О том, что осенняя премьера спектакля «Шантеклер» проявила новую грань Лицейского театра, сегодня говорят многие. Эту работу называют открытием — ярким, цельным и во многом неожиданным.

 

Театр не имеет права быть скучным, он должен потрясать, быть всегда на­пряженным, оригинальным и непредсказуемым…

 

НЕОБЫЧНО долгий творческий процесс создания «Шантеклера» охва­тил целых девять месяцев. «Спектакль выносили как ребенка», — заметил од­нажды режиссер, заслуженный артист России Александр Гончарук. Для того чтобы «поиграть в театр», он задей­ствовал большую часть труппы Лицей­ского, а актер Вениамин Скосарев не только стал исполнителем одной из ключевых ролей, но выступил еще и в качестве помощника режиссера. Пос­ле того, как спектакль увидели зрите­ли, Вениамин сыграл его всего три раза.
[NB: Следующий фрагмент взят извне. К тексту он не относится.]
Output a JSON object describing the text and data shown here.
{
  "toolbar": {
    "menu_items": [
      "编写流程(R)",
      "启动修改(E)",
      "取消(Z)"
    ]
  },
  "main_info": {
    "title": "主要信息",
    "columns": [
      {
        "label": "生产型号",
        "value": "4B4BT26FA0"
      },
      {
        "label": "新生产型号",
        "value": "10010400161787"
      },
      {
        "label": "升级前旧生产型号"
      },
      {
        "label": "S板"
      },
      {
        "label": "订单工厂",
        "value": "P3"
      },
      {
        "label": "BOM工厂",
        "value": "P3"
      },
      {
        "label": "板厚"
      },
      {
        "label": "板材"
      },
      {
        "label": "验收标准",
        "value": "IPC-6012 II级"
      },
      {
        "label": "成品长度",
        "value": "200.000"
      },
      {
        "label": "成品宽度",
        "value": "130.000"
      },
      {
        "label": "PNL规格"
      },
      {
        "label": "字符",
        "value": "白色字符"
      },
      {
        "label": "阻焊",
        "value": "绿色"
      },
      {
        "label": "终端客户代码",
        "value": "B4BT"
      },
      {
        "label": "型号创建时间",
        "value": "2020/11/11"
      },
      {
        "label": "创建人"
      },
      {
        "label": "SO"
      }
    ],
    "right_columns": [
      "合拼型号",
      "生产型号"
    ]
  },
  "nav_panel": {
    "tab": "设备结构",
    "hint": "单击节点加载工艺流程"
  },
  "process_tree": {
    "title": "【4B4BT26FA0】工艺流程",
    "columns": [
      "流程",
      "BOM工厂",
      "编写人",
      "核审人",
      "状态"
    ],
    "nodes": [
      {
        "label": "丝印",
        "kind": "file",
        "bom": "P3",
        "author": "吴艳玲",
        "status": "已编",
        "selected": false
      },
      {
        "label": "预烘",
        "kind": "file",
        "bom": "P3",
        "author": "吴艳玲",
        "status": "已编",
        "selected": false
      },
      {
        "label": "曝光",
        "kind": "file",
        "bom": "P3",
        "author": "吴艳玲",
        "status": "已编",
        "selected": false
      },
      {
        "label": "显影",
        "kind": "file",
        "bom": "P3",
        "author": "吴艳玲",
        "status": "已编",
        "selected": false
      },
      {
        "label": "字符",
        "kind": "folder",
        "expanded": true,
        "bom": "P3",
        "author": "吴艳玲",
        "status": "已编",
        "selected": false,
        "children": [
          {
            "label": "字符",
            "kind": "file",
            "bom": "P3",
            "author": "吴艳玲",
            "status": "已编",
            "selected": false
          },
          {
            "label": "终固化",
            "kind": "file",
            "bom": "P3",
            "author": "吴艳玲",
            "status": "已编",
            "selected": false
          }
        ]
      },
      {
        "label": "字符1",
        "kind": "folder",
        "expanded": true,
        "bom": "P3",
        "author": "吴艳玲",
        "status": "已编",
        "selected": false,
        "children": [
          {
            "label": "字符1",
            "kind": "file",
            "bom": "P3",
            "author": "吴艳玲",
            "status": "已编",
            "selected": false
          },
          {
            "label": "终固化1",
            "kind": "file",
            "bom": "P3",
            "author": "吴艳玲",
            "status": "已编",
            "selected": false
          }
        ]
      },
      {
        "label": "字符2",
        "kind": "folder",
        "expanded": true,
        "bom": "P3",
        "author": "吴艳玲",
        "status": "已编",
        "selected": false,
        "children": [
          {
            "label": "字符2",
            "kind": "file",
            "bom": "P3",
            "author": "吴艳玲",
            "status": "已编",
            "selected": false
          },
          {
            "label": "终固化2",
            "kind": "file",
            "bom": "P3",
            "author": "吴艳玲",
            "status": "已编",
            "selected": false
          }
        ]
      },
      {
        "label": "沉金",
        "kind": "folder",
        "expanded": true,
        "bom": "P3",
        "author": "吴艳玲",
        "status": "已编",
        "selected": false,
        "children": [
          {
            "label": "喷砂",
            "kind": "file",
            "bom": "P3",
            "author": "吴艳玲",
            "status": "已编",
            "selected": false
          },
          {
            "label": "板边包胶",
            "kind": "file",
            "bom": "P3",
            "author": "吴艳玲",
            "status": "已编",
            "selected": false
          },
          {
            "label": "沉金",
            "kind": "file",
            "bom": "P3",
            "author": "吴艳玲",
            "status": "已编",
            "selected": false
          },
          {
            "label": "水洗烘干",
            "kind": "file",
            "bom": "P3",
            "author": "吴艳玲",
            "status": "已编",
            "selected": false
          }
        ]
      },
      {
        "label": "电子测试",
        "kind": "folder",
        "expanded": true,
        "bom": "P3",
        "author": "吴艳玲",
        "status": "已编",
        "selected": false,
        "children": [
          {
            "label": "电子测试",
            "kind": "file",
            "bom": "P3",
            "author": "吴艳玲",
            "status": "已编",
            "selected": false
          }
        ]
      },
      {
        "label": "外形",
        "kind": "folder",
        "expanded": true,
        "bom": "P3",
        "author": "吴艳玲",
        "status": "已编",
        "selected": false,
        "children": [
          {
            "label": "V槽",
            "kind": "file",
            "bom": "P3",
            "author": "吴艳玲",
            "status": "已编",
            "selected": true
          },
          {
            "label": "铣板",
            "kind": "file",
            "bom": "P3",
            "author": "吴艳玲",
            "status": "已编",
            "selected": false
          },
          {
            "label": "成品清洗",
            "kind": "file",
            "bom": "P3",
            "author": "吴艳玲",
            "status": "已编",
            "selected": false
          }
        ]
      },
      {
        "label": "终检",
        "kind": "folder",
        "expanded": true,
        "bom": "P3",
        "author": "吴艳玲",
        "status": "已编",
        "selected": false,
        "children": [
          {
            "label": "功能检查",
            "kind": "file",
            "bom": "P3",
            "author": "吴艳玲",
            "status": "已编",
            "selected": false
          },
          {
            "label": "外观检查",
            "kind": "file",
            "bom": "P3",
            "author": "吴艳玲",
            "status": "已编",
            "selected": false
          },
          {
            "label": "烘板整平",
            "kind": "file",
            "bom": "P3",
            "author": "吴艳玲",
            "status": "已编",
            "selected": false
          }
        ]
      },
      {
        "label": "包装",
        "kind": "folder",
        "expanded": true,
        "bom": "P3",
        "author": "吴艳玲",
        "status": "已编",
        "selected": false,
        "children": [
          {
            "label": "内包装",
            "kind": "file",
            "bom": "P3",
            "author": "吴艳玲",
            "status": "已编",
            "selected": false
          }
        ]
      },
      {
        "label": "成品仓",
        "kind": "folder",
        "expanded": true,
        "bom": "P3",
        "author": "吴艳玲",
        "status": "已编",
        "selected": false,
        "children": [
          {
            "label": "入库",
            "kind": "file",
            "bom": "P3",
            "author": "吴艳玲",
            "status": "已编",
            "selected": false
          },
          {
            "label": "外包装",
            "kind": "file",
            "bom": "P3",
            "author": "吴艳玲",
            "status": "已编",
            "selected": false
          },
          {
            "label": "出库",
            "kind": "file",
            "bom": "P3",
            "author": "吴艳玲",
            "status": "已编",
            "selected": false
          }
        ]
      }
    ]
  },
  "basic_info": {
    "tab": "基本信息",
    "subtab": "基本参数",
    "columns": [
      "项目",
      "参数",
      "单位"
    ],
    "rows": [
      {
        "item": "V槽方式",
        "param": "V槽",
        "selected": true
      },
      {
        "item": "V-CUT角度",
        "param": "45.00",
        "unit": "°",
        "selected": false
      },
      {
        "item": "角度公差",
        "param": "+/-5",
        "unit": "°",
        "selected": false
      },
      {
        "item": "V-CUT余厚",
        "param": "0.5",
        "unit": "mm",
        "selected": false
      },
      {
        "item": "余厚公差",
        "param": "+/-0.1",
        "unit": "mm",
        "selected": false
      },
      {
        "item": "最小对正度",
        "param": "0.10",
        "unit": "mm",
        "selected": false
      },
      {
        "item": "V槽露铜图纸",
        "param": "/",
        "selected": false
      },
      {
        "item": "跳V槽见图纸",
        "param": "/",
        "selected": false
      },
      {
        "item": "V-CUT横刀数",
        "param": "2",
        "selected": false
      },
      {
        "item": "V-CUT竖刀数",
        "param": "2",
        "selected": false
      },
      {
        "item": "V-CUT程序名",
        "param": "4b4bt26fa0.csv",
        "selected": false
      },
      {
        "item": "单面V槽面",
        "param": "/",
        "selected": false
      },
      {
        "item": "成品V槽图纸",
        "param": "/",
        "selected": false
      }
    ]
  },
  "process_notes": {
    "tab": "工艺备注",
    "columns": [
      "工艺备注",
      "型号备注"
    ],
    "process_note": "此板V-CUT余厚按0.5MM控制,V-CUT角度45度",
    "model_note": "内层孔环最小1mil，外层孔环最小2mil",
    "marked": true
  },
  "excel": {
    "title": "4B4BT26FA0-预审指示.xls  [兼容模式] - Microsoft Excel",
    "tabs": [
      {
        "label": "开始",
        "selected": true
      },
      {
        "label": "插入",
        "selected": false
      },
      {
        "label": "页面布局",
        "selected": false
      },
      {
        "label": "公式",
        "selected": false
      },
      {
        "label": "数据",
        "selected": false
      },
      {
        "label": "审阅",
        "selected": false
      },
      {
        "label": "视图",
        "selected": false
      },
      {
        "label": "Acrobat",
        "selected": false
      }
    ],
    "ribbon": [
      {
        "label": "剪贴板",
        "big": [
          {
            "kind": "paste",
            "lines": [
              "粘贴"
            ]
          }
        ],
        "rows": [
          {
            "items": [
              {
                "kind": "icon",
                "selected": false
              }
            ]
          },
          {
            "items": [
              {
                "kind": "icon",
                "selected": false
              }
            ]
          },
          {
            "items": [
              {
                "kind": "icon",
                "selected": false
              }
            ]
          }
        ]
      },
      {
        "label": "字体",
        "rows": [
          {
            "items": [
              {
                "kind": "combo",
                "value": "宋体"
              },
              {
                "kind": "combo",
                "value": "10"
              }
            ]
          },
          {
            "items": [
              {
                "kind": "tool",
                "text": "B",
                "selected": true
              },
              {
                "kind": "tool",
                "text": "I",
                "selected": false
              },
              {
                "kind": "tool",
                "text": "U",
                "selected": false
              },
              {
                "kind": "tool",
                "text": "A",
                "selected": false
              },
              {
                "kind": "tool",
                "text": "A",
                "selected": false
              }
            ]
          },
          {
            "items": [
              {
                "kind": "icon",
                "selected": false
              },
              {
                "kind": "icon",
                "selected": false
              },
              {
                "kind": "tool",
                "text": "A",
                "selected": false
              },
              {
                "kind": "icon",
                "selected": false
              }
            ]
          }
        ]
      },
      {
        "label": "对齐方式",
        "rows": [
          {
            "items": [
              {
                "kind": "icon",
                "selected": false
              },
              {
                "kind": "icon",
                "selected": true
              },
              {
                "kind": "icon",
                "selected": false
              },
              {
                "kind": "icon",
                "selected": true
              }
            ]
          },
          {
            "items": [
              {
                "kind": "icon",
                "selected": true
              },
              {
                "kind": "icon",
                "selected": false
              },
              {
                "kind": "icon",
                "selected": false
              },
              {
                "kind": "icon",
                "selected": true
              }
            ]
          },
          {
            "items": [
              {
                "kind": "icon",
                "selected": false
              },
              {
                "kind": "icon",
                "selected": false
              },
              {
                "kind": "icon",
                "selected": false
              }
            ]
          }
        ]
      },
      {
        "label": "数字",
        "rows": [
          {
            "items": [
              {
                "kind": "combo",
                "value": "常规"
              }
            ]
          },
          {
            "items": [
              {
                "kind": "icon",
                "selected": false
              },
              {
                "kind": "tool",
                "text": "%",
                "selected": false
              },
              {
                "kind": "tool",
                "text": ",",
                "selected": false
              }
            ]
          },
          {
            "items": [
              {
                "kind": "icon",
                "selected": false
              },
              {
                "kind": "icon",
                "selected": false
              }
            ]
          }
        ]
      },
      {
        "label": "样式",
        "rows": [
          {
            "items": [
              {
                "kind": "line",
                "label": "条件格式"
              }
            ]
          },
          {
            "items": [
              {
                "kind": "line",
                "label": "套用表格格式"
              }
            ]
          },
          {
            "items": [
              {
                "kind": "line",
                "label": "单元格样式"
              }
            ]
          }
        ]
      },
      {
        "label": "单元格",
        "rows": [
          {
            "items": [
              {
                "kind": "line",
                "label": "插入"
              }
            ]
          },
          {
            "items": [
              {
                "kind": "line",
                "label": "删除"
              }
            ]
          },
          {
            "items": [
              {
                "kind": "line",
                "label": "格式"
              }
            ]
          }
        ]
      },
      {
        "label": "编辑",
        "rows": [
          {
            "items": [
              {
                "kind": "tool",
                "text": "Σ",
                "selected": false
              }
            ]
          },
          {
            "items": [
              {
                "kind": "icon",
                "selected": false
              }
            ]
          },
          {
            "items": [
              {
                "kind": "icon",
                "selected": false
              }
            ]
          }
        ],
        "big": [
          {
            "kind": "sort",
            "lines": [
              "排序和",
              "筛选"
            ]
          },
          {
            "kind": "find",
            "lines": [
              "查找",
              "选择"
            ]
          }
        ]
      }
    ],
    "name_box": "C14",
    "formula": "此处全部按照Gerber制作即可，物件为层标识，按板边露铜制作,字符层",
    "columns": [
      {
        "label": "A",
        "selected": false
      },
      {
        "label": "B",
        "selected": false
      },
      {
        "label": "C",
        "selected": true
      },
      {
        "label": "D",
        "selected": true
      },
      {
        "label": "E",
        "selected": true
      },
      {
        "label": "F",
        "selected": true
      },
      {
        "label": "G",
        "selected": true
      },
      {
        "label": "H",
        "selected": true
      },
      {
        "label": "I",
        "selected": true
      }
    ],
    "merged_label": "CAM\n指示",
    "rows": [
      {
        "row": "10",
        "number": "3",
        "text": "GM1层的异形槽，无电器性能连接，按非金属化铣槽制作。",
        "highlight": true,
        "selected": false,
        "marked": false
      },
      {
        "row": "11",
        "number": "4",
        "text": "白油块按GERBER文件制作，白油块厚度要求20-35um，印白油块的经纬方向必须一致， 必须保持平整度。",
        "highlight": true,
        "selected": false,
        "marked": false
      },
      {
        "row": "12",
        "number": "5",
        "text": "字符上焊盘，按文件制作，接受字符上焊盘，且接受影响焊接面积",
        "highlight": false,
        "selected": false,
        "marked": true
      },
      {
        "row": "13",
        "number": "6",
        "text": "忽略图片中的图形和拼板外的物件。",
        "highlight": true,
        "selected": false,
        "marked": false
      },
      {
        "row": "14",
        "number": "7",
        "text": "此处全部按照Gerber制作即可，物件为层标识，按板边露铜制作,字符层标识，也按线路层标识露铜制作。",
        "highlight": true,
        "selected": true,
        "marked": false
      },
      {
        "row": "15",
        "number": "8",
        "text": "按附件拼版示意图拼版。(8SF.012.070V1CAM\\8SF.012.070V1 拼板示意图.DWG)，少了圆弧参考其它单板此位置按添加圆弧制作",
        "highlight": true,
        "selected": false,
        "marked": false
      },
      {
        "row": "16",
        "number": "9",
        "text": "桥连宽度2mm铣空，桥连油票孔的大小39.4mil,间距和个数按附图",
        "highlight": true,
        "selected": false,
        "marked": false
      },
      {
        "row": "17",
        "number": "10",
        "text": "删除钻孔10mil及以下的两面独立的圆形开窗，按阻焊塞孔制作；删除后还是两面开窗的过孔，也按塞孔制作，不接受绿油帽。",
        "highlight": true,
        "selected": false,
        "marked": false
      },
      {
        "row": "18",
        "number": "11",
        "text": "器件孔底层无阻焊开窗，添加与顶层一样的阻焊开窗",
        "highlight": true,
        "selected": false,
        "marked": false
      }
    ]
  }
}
Потом актер попал в больницу, где на­ходится уже третий месяц. Силой об­стоятельств он оказался вне дискуссий и обсуждений «Шантеклера». Неспра­ведливо. Поэтому корреспондент «АиФ» навестил Вениамина Скосарева в больнице, чтобы поговорить о спек­такле, о его роли, словом, о самом доро­гом для актера — о театре.

Диалог состоялся

— В РЕЗУЛЬТАТЕ работы над «Шан­теклером» у нас получилось самое глав­ное — создать ансамбль, — говорит Вени­амин. — Каждый режиссер, стремясь к сотворчеству с актером, по своей при­роде все же авторитарен. Это как два человека, которые разговаривают на разных языках. Задача актера – выучить язык режиссёра, чтобы в дальнейшем понимать, чего он хочет. А режис­сер, выстраивая свою концепцию, дол­жен сделать все, чтобы объяснить ак­теру этот язык, иначе их диалог не со­стоится. Получится так, что режиссер выстроил мысль, а донести ее до зрите­ля не сумел. Но я могу сказать, что в «Шантеклере» этот диалог полностью состоялся.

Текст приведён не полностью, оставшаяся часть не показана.